Planning

Which papers are discussed at which meeting is listed here. Links to these papers are given under the tab Literature

  • April 26: Introduction to the course.
  • April 28: No Class, to allow you te prepare
  • May 3: papers 1 - 3. The first two papers created the field of frequent pattern mining, the third was among the first - if not the first - that showed that one does not need transactions to do frequent pattern mining.
  • May 5: No class because the university is closed on liberation day
  • May 10: papers 4 and 5. One way to limit the number of patterns you discover is by formulating more exactly what patterns you want to find, i.e., by specifying (extra) constraints. Clearly it would be best to discover all patterns that satisfy the constraints directly rather than by a filtering step. This is called constraint pushing. The first paper for today introduces FP-Growth an algorithm to find all frequent item sets. The second paper shows how (a certain class of) constraints can be pushed into FP-Growth.
  • May 12: papers 6 and 7. Constraint pushing is one way to avoid filtering, there are alternatives. The first for today gives such an alternative. While the second questions whether pushing constraints is a good idea at all.
  • May 17: No class, because of a PhD defense
  • May 19: paper 8. Constraints are one way to limit the number of interesting patterns, condensed representations are another one. A condensed representation is a subset of all frequent item sets that allows the reconstruction of the complete set of frequent item sets (including their support!) without looking at the data. Today we encounter the first such representation, viz., closed itemsets.
  • May 24: paper 9. Non-derivable itemsets. As condensed as it can be.
  • May 26: no class, the university is closed the day after ascension day
  • May 31: papers 10 - 12. The constraints we saw earlier are a way to define what makes a poattern interesting. Another way of solving the pattern explosion problem is by specifiyng what makes a set of patterns interesting. If you know that, all you have to do is search for the most interesting set of patterns. Today we search for informative collections of item sets.
  • June 2: paper 13. Tiles are another way to define what makes a pattern -- and a set of patterns -- interesting.
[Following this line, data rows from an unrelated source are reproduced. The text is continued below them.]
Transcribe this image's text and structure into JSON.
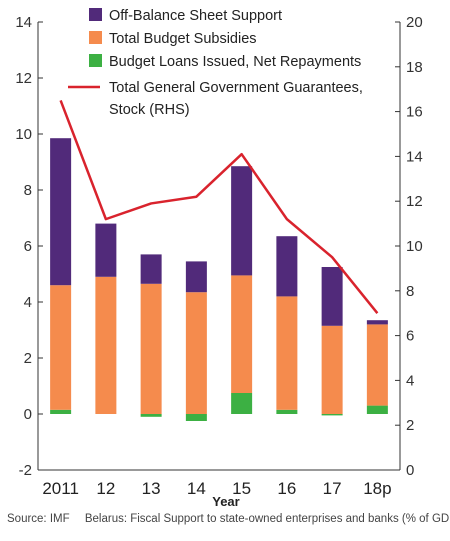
{
  "chart_data": {
    "type": "bar",
    "categories": [
      "2011",
      "12",
      "13",
      "14",
      "15",
      "16",
      "17",
      "18p"
    ],
    "xlabel": "Year",
    "ylim": [
      -2,
      14
    ],
    "y_ticks": [
      -2,
      0,
      2,
      4,
      6,
      8,
      10,
      12,
      14
    ],
    "y2lim": [
      0,
      20
    ],
    "y2_ticks": [
      0,
      2,
      4,
      6,
      8,
      10,
      12,
      14,
      16,
      18,
      20
    ],
    "legend_position": "top-right",
    "grid": false,
    "series": [
      {
        "name": "Off-Balance Sheet Support",
        "kind": "stacked-bar",
        "color": "#512a7a",
        "values": [
          5.25,
          1.9,
          1.05,
          1.1,
          3.9,
          2.15,
          2.1,
          0.15
        ]
      },
      {
        "name": "Total Budget Subsidies",
        "kind": "stacked-bar",
        "color": "#f58b4d",
        "values": [
          4.45,
          4.9,
          4.65,
          4.35,
          4.2,
          4.05,
          3.15,
          2.9
        ]
      },
      {
        "name": "Budget Loans Issued, Net Repayments",
        "kind": "stacked-bar",
        "color": "#3cb043",
        "values": [
          0.15,
          0.0,
          -0.1,
          -0.25,
          0.75,
          0.15,
          -0.05,
          0.3
        ]
      },
      {
        "name": "Total General Government Guarantees, Stock (RHS)",
        "kind": "line",
        "axis": "right",
        "color": "#d9232d",
        "values": [
          16.5,
          11.2,
          11.9,
          12.2,
          14.1,
          11.2,
          9.5,
          7.0
        ]
      }
    ]
  },
  "footer": {
    "source": "Source: IMF",
    "caption": "Belarus: Fiscal Support to state-owned enterprises and banks (% of GDP)"
  }
}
  • June 7: papers 14 and 15. Statistics offers different ways to determine whether or not a set of patterns is interesting. Today we look at the first statistical approach, viz., sampling. Note that the second paper uses some advanced concepts, such as MCMC, if you haven't seen that before: try to read past it. It is (in this case) more important to understand what the method achieves than to understand the algorithmic details.
  • June 9: papers 16 and 17. Next to sampling, Statistics offers statistical tests to determine the importance (significance) of results. Todays papers both use tests to find good sets of patterns
  • June 14: papers 18 and 19. The final approach that Statistics offers for pattern set selection is by modelling. Todays (related) papers use Maximal Entropy and Subjective Interestingness to model.
  • June 16: Paper 16. Statistics is one principled way to infer knowledge from data. A more computational way is called Algorithmic Information Theory (AIT). Todays paper shows how the Minimum Description Length Principle (MDL), which is an instantiation of AIT, can be used to discover interesting sets of patterns by introducing the Krimp algorithm.